Friedman and Conerhan nodded. Stark retrieved the pencil and began to draw linking circles on some papers in front of him.
“So far, so good. Now, you hear about this project; you get interested; Fred Willis, your lawyer, brings us together. You listen to my plans. You decide I know what I’m doing. A year ago you might have doubted me when I said flatly that it was feasible to broadcast news every day from all the major cities of Europe. You would have called me impractical, visionary. Then the Vienna crisis proved I was right.”
He spread, out his hands in the pattern of helplessness. It was a heart-warming gesture, appealing and trustable.

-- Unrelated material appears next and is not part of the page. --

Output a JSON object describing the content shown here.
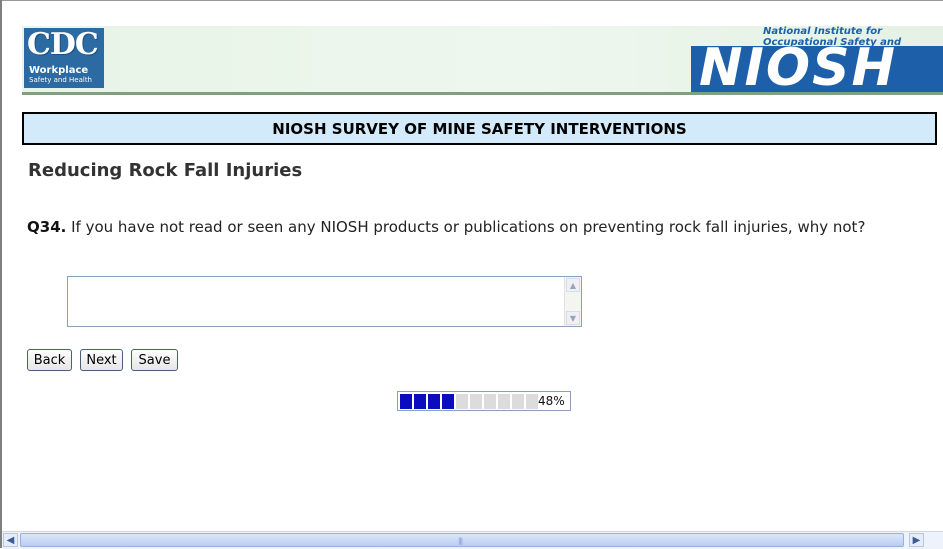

“First I went crazy over the Austrian thing. I really suffered about it—felt beaten at the post, before I could start. But now I see I needn’t have been so upset. They’ve dropped it again. Just because that crisis ended, they’ve dropped it. NBC broadcast only twice from Austria in April—nothing in May or June. CBS followed through well until the fake plebiscite on April tenth, then they relaxed too. They’ll both pull it again at the next crisis—kind of emergency rabbit.”
“CBS sure did a brilliant job while it lasted, though, didn’t they?” Conerhan asked admiringly.
Vee stirred. She knew how Jasper hated even to remember that. But now he only nodded graciously.
“They really did,” he said. “That first half-hour roundup was magnificent. Shirer from London, Murrow from Vienna, Huss from Berlin, Mowrer from Paris. I’m told they tried to get Gervasi from Rome, but it fell through—short-wave transmitter not available and their plans to route through Geneva flopped. I’m also told they got co-operation from everybody—PTT, EIAR, RRG—everybody.”
“What’s RRG and those others?” Vee put in, apologetically.
They all turned toward her at once. She smiled, deferring with her waiting eyes to their greater knowledge. She had listened carefully to everything, and at each moment she felt she understood perfectly. Yet the whole talk had a foreignness, as if she were listening to a political discussion in French, knowing each word but never quite sure of the whole drift or purpose of any sentence. It was actually pleasing to have one thing she could fasten on to ask a simple question about.